Native Intelligence: Maui

First Edition

Story by David Thompson. Photos by Sue Hudelson.

In the earliest days of literacy in Hawai‘i, the Hawaiian reading public subsisted on a thin diet of primers, catechisms and text-books. Then came Hawaiian-language newspapers, and reading suddenly got a lot more interesting. The very first newspaper, Ka Lama Hawaii, was published in 1834 by the students of Lahainaluna Seminary. The young Hawaiian seminarians did it all, from writing the articles to setting the type, to mixing linseed oil with soot to make the ink. Ka Lama featured the obligatory essays on morality—this was a missionary-run school, after all. But it also included letters with news from the neighbor islands, world news gleaned from visiting ships and stories on the “ancient ways” written from a Hawaiian point of view. And then there was the illustrated series describingthe four-legged animals of the world, which was so popular it quickly rose from page two to the top of the front page. (“Although the camel looks ugly, the good work he does is amazing,” is how a line from the article “No Ke Kamelo” translates.)

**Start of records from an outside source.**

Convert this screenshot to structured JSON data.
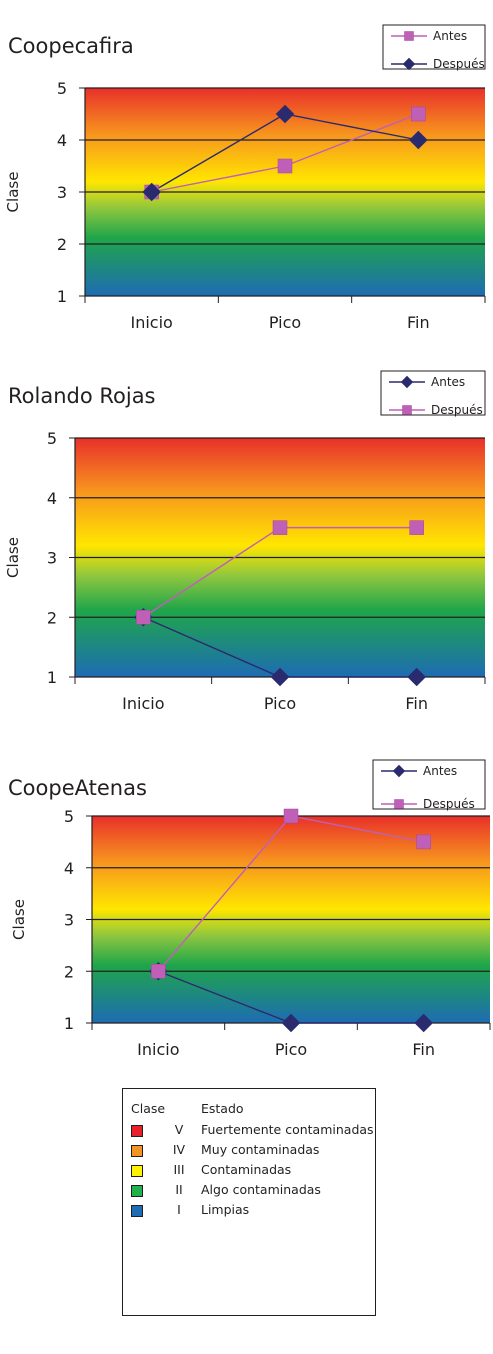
{
  "chart_data": [
    {
      "type": "line",
      "title": "Coopecafira",
      "ylabel": "Clase",
      "categories": [
        "Inicio",
        "Pico",
        "Fin"
      ],
      "ylim": [
        1,
        5
      ],
      "yticks": [
        1,
        2,
        3,
        4,
        5
      ],
      "series": [
        {
          "name": "Antes",
          "values": [
            3,
            3.5,
            4.5
          ],
          "color": "#bf5fb8",
          "marker": "square"
        },
        {
          "name": "Después",
          "values": [
            3,
            4.5,
            4
          ],
          "color": "#2a2b6e",
          "marker": "diamond"
        }
      ]
    },
    {
      "type": "line",
      "title": "Rolando Rojas",
      "ylabel": "Clase",
      "categories": [
        "Inicio",
        "Pico",
        "Fin"
      ],
      "ylim": [
        1,
        5
      ],
      "yticks": [
        1,
        2,
        3,
        4,
        5
      ],
      "series": [
        {
          "name": "Antes",
          "values": [
            2,
            1,
            1
          ],
          "color": "#2a2b6e",
          "marker": "diamond"
        },
        {
          "name": "Después",
          "values": [
            2,
            3.5,
            3.5
          ],
          "color": "#bf5fb8",
          "marker": "square"
        }
      ]
    },
    {
      "type": "line",
      "title": "CoopeAtenas",
      "ylabel": "Clase",
      "categories": [
        "Inicio",
        "Pico",
        "Fin"
      ],
      "ylim": [
        1,
        5
      ],
      "yticks": [
        1,
        2,
        3,
        4,
        5
      ],
      "series": [
        {
          "name": "Antes",
          "values": [
            2,
            1,
            1
          ],
          "color": "#2a2b6e",
          "marker": "diamond"
        },
        {
          "name": "Después",
          "values": [
            2,
            5,
            4.5
          ],
          "color": "#bf5fb8",
          "marker": "square"
        }
      ]
    }
  ],
  "key": {
    "header_class": "Clase",
    "header_state": "Estado",
    "rows": [
      {
        "class": "V",
        "state": "Fuertemente contaminadas",
        "color": "#e8202a"
      },
      {
        "class": "IV",
        "state": "Muy contaminadas",
        "color": "#f39323"
      },
      {
        "class": "III",
        "state": "Contaminadas",
        "color": "#fff200"
      },
      {
        "class": "II",
        "state": "Algo contaminadas",
        "color": "#1fb24a"
      },
      {
        "class": "I",
        "state": "Limpias",
        "color": "#1e6cb3"
      }
    ]
  }
}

Only twenty-five issues of Ka Lama were produced. No museum had the full set until 2011, when a private collector unex-pectedly walked into Maui’s Bailey House Museum carrying the complete collection, which he wished to donate. “I couldn’t believe my eyes,” says Hōkūau Pellegrino, who’s on the museum’s board of directors. “It was in such pristine condition you would never know it was published in 1834.”

The issues are now kept in the Bailey House archives, but digital copies are up for all to see at nupepa.org. And a printing plate was created from the front page of the inaugural issue and given to the museum at Hale Pa‘i, the “House of Printing.” Ka Lama was printed at the original Hale Pa‘i, which was a grass shack. The modern Hale Pa‘i, with its stone walls, was built on the same site in 1837. Using a replica of the original press, the museum’s visitors can try their hand at a Ka Lama reprint. Hale Pa‘i’s director, Arrianna D’Orsay, congratulated one recent visitor who did just that. “You have joined all the other printers who have ever printed here,” she said. “You’re connected to that history now!”

Extra, extra! Hawai‘i’s first newspaper, Ka Lama Hawaii, was published by the students at Lahainaluna Seminary in 1834. Today visitors are invited to reprint the front page of the inaugural issue at the Hale Pa‘i museum located on the site of the original printshop. Museum director Arrianna D’Orsay demonstrates how it’s done.